Nella foto: Gino Coppedè (1866-1927), Camino in stile eclettico, 1895, in legno dipinto a imitazione del marmo con rifiniture blu oggi quasi scomparse. Padova, Palazzo Wollemborg, Salone degli Specchi. Come notato recentemente dagli studiosi, il camino non presenta lo stemma dei Wollemborg (cervo con ramo di quercia in bocca), ma quello mediceo, forse un rimando al gusto antiquariale del tempo e all'origine fiorentina del progettista.
 

EMANUELE ci parla degli AFFRESCHI DI LOUIS DORIGNY A PALAZZO CAVALLI (Patrimonio Storico Artistico di Ateneo)
Non c'è un soggetto nella storia dell'arte che mi affascini quanto i putti. Louis Dorigny, in questa scena nello straordinario salone che affresca in Palazzo Cavalli, sembra omaggiarli con un tripudio di grazia giocosa in cui gli amorini, a gruppetti di due o tre, si dilettano con frecce, archi e faretre attorno alla madre Venere. Una vera joie de vivre in uno squarcio metafisico di cielo, che ci fa innamorare.
Nella foto: Louis Dorigny, 'Venere e Amorini', affresco, ante 1704, Salone nobile di Palazzo Cavalli, Padova.







SALVO ci parla dell'OLOTIPO DELLA TARTARUGA LIUTO (Museo di Zoologia)

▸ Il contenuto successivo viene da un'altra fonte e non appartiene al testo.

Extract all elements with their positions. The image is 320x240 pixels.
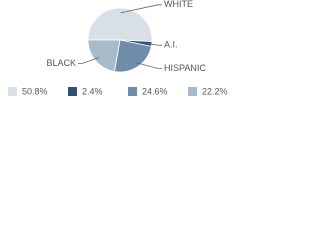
legend-label: 50.8% (22, 86, 48, 96)
slice-label: BLACK (46, 58, 76, 68)
leader-line (146, 43, 162, 46)
slice-label: HISPANIC (164, 63, 206, 73)
legend-label: 24.6% (142, 86, 168, 96)
leader-line (120, 4, 162, 14)
pie-slice (87, 7, 153, 43)
legend-swatch (8, 87, 17, 96)
slice-label: A.I. (164, 40, 178, 50)
slice-label: WHITE (164, 0, 193, 9)
legend-swatch (68, 87, 77, 96)
leader-line (78, 57, 100, 64)
legend-swatch (128, 87, 137, 96)
pie-slice (87, 39, 121, 72)
chart: WHITE A.I. HISPANIC BLACK 50.8% 2.4% 24.6% 22.2… (8, 0, 228, 96)
legend-swatch (188, 87, 197, 96)
legend-label: 22.2% (202, 86, 228, 96)
pie-slice (113, 39, 152, 73)
leader-line (135, 62, 162, 69)
legend-label: 2.4% (82, 86, 103, 96)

Appena entrato al Museo di Zoologia, la prima cosa che ho fatto è stata andare a osservare dal vivo l’olotipo della Tartaruga liuto, quasi a volerla salutare per fargli sapere che ero arrivato in Museo e che mi sarei preso cura di lei. Sfiorandone il carapace affusolato e perfettamente idrodinamico, non ho potuto far a meno di apprezzare il pregio della preparazione, insolitamente bella per le tecniche tassidermiche settecentesche. Mi sono fermato a lungo a scrutare i suoi occhi di vetro dipinto, pensando a quanti luoghi e personaggi celebri avessero osservato e di quanti importanti eventi fossero stati testimoni per tre secoli... ma la cosa che più mi ha emozionato è stato rendermi conto che il prossimo tratto di strada lo avremmo percorso insieme.
Nella foto: L’Olotipo di Dermochelys coriacea (Vandelli 1761). L’esemplare fu catturato nel 1760 nei pressi di Ostia (Roma) e dopo la sua preparazione venne donato al Papa Clemente XIII. Da una lettera inedita del pontefice, datata 20 ottobre 1760, si apprende dell’invio della tartaruga a Padova, con l’intento di onorare l’Ateneo ed il Museo Vallisneriano. Domenico Vandelli, allievo di Antonio Vallisneri figlio, descrisse per esteso questa specie in un'epistola che inviò a Carlo Linneo nel 1761, facendo di questo esemplare il principale punto di riferimento scientifico della specie (l'olotipo).